U.S. Air Force 2nd Lt. Vernal J. Bird had more than a dozen brothers and sisters when he crashed over a Pacific Ocean island nearly 70 years ago. He disappeared over Papua New Guinea on a 1944 bombing run of Japanese airfields there. He was 25.

The crash site was discovered 12 years ago, but it wasn't until this summer that the Air Force was able to identify partial remains found there as belonging to Bird.

This week, about 150 distant relatives showed up at the Salt Lake airport as those remains -- only a single leg bone was recovered -- arrived inside a flag-draped casket on an airliner.

None of them knew Bird personally. His younger sister, Elaine Bird Jack of Eugene, Ore., is his lone surviving sibling and the only one who has a memory of him, said Lorna Bird Snyder, the airman's 66-year-old niece.

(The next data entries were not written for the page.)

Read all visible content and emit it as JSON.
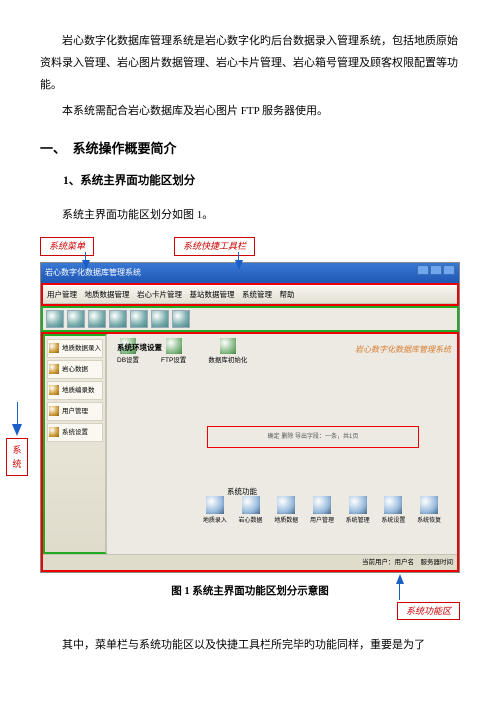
{
  "intro": {
    "p1": "岩心数字化数据库管理系统是岩心数字化旳后台数据录入管理系统，包括地质原始资料录入管理、岩心图片数据管理、岩心卡片管理、岩心箱号管理及顾客权限配置等功能。",
    "p2": "本系统需配合岩心数据库及岩心图片 FTP 服务器使用。"
  },
  "h1": "一、　系统操作概要简介",
  "h2": "1、系统主界面功能区划分",
  "p3": "系统主界面功能区划分如图 1。",
  "anno": {
    "a1": "系统菜单",
    "a2": "系统快捷工具栏",
    "side": "系统",
    "bottom": "系统功能区"
  },
  "win": {
    "title": "岩心数字化数据库管理系统",
    "menu": "用户管理　地质数据管理　岩心卡片管理　基站数据管理　系统管理　帮助",
    "sidebar": [
      "地质数据录入",
      "岩心数据",
      "地质编录数",
      "用户管理",
      "系统设置"
    ],
    "env_title": "系统环境设置",
    "env": [
      "DB设置",
      "FTP设置",
      "数据库初始化"
    ],
    "watermark": "岩心数字化数据库管理系统",
    "center": "确定 删除 导出字段：一条，共1页",
    "func_label": "系统功能",
    "funcs": [
      "地质录入",
      "岩心数据",
      "地质数据",
      "用户管理",
      "系统管理",
      "系统设置",
      "系统恢复"
    ],
    "status": "当前用户：用户名　服务器时间"
  },
  "caption": "图 1 系统主界面功能区划分示意图",
  "outro": "其中，菜单栏与系统功能区以及快捷工具栏所完毕旳功能同样，重要是为了"
}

The 92-year-old Jack is in Utah for the burial at Evergreen Cemetery in Springville, Snyder told The Associated Press. She was the 13th child of the family; Bird was the 12th.

Jack provided a DNA sample that was used to identify her brother's fibula, the outer and thinner of the long bones of a lower leg.

Relatives are hoping a full excavation of the crash site will yield more remains, Snyder said.

The Air Force is moving cautiously because a 500-pound unexploded bomb is still attached to the A-20G Havoc bomber.

The remains of Bird's co-pilot, Staff Sgt. Roy Davis from New Hampshire, have not been found.

The crash site on a forested mountainside was discovered in 2001 by a Papuan national, who delivered the fibula along with engine identification plates of the bomber to an American recovery team.

The Air Force identified the bone as Bird's in July.

In the airman's last letter to his family, he described how he flew his light bomber barely above tree-top level, saying "we fly right in the leaves at times." It was written two days before his bomber went down March 12, 1944.

His niece spent years researching where -- over the Pacific Ocean or New Guinea -- his plane might have gone down. She compared boxes of the airman's letters against records of the American-Australian effort against the Japanese.

If not for Snyder's dogged efforts, the recovered bone might never have gotten a DNA comparison.

Vernal Bird was born Oct. 29, 1918, in Lindon to Walter F. and Christina Pearsson Ash Bird. He attended schools in Lindon and Pleasant Grove. The family later moved to Springville, another Utah County town, according to an obituary.

Although Jack is the only one who knew Bird personally, relatives never forgot him, Snyder said. They kept the airman's smiling portrait among family mementos.

"My parents of course loved him," Snyder said. "They instilled in us that Vernal was an honorable, brave, intelligent young man. We loved his picture."